Yesterday, Godwin Emefiele, Governor of the Central Bank of Nigeria Governor, said the nation’s economic crisis would soon come to an end. Stating that by December, the economy would be fully out of recession and be on the path to growth. Finance Minister Kemi Adeosun echoed this sentiment to Vanguard in a separate interview. This sort of rhetoric is expected by policy makers as they try to allay the fear of investors, but how plausible is the CBN’s governor’s’ assertion?

Q2 figures released last month showed that Nigeria was officially in recession as it marked a second consecutive quarter of negative growth. The recession was a result of the crash in global oil price, which contributes 70 percent of Nigeria’s revenue. The oil price fell drastically from over $100 per barrel in May 2014 to below $30 by the end of 2015. The country’s recession, characterized by persistent inflation and foreign currency shortage, has been compounded by the insurgency in the Niger Delta, which reduced its oil producing capacity to record low numbers.

The headline figures in the Q2 provided little hope as unemployment continued to rise steadily and overall growth was lower than expected. GDP growth fell from negative 0.3 to negative 2.03. However a deeper look reveals signs for recovery. In contrast to the sharp fall in GDP growth, National Bureau of Statistics (NBS) stated that the county’s trade deficit narrowed in Q2 as the value of exports surged by 63 percent after the devaluation of the Naira. Similarly, the manufacturing and agricultural sectors produced remarkable growth rates. The manufacturing sector saw a 60 percent growth over the quarter, while the agricultural sector grew 4.53 percent, an astonishing 246 percent increase from the previous quarter.

Most encouraging is that foreign investment into the country is returning after the exchange peg was abandoned in June this year. Updated NBS data adjusted for June figures, reveals a total capital importation of about $1 billion for the second quarter of 2016, representing a 46.5% increase from the first quarter of 2016 but 61% lower than the same period in 2015. These investments should increase liquidity in the system and relax the excess demand for the hard back, thus, strengthening the naira and reducing the cost of business for so many Nigerians as a lot of producers depend on imported inputs in one way or the other.

As well as the growth in non-oil sources, several vandalized pipelines have been repaired and the crisis in the Niger Delta has eased to a near stand still. This is creating conducive conditions for the production capacity to revert to its pre recession levels. This should also make available much-needed funds for the country to undergo its planned spending in order to boost the economy.

Despite the positives that may suggest a turn around, a recovery in the last quarter is far from a forgone conclusion. Recessions are normally overcome through the stimulation of local demand by embarking on expansionary monetary and fiscal policies. The United Kingdom and the United States opted for this approach during the financial crisis of 2008, even resorting to quantitative easing (printing of money). Nigeria’s reaction to its worst recession in decades has been timid in comparison. CBN raised interest rate to attract foreign investments but this will have adverse impacts on consumer demand as cost of funding projects increase.
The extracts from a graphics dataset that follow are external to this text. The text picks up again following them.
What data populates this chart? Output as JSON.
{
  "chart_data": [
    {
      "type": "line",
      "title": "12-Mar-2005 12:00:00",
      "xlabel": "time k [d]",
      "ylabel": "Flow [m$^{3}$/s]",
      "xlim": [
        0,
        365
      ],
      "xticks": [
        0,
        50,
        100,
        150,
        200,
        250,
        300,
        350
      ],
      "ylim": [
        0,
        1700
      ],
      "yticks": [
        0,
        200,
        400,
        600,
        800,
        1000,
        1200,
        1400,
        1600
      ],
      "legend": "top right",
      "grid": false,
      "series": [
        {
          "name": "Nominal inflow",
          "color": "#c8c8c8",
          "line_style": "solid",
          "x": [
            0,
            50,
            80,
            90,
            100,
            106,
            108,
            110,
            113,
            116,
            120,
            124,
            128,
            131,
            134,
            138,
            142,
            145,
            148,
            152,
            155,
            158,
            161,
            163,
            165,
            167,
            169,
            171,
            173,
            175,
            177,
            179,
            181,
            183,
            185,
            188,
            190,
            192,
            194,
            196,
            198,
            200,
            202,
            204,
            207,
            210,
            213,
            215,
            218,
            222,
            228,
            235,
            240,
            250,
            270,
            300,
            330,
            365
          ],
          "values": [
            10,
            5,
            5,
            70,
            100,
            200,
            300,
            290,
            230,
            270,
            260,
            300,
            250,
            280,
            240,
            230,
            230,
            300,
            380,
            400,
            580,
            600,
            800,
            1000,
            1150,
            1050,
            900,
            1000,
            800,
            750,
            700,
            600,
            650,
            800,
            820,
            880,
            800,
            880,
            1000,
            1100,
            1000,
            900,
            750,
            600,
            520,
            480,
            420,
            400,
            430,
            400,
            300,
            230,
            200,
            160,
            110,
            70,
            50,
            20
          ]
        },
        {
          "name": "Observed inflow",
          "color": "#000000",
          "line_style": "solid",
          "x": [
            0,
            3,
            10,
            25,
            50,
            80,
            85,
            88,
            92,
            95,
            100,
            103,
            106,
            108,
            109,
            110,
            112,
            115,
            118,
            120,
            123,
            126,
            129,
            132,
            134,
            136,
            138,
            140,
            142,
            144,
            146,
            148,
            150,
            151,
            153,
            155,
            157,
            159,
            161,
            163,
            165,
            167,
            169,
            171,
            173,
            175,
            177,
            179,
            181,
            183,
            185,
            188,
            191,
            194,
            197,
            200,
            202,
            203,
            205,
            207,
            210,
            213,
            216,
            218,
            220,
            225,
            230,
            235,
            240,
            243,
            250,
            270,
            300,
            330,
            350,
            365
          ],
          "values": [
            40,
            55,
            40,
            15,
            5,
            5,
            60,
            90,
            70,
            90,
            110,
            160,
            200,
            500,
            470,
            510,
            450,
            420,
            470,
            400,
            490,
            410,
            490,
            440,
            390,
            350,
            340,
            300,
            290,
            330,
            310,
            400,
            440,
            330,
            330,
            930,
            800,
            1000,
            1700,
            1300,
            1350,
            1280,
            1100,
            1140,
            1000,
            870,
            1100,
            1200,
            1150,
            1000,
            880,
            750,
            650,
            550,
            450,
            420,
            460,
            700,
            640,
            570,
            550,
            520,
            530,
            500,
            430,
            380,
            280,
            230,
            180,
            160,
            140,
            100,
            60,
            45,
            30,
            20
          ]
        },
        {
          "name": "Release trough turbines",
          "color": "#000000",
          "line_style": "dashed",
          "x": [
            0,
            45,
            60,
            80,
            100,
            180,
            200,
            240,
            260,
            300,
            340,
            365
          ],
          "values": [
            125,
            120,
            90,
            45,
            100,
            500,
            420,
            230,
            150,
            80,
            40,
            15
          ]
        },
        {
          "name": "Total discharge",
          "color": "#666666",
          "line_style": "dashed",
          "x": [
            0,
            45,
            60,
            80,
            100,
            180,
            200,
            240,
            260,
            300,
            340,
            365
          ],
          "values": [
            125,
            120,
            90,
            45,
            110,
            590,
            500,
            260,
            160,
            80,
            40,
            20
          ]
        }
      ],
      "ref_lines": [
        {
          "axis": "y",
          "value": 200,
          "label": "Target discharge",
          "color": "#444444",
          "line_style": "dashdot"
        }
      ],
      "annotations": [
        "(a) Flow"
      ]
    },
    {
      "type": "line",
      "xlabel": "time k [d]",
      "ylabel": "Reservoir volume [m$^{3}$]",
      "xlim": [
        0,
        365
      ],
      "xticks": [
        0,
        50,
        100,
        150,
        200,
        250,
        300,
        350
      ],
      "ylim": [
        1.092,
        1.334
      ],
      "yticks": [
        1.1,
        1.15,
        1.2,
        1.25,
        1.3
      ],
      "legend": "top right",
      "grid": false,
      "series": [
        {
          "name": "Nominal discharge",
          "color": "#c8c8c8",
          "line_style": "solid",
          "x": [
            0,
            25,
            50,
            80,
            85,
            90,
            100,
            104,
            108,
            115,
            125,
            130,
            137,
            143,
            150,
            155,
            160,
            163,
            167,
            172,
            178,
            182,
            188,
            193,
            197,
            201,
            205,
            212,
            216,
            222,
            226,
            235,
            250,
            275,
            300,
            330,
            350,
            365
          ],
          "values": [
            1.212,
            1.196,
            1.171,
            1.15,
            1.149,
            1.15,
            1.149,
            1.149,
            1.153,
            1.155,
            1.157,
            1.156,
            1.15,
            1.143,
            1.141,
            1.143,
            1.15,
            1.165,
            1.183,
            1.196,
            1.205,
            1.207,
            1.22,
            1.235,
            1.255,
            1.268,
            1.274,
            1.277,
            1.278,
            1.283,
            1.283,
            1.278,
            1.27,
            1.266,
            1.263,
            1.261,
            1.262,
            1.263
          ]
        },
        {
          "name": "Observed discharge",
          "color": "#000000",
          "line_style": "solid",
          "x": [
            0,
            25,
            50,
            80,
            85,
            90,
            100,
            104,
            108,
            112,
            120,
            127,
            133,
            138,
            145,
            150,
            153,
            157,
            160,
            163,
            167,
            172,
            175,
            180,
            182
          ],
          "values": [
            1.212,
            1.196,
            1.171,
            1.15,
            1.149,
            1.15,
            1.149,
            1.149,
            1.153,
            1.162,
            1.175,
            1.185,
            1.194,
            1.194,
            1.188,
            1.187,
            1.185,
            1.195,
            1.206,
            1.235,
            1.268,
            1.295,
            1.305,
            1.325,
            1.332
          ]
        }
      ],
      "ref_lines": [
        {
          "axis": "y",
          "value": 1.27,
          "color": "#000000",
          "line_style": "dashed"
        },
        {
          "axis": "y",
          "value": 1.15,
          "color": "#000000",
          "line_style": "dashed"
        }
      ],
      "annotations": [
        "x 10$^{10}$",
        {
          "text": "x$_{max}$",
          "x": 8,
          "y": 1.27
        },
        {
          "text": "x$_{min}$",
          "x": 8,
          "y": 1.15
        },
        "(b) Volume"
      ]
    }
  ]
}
The federal government has embarked on a number of capital projects but there will inevitably be time lags between the implementation of these policies and the manifestation of their economic benefits. Moreover, the implementation of these policies can take up to a year because of the tedious procurement process in the country. The process of advertisements in opening will take a minimum of three months, and after that, the negotiations and approval by the federal government can take up to six months.

“Recession is not something you come out of easily. It is going to be a long haul thing. We must take counter-cyclical measures to reflate the economy and get us out of recession. Nigerians need to be patient with the government. Countries that went into recession and came out did not come out so quickly,” said Mr. Sewa Wusu, Head of Research and Investment Advisory, SCM Capital.

The pace of progress and implementation of economic policies  make it unlikely that the nation would recover by the end of the year. In any case, recession often lasts a long time, with the average length being 11 months in the United States (excluding the great depression). Just as important as recovery is that the focus on a sustainable growth model is not lost in order to mitigate against such an oil shock in the future.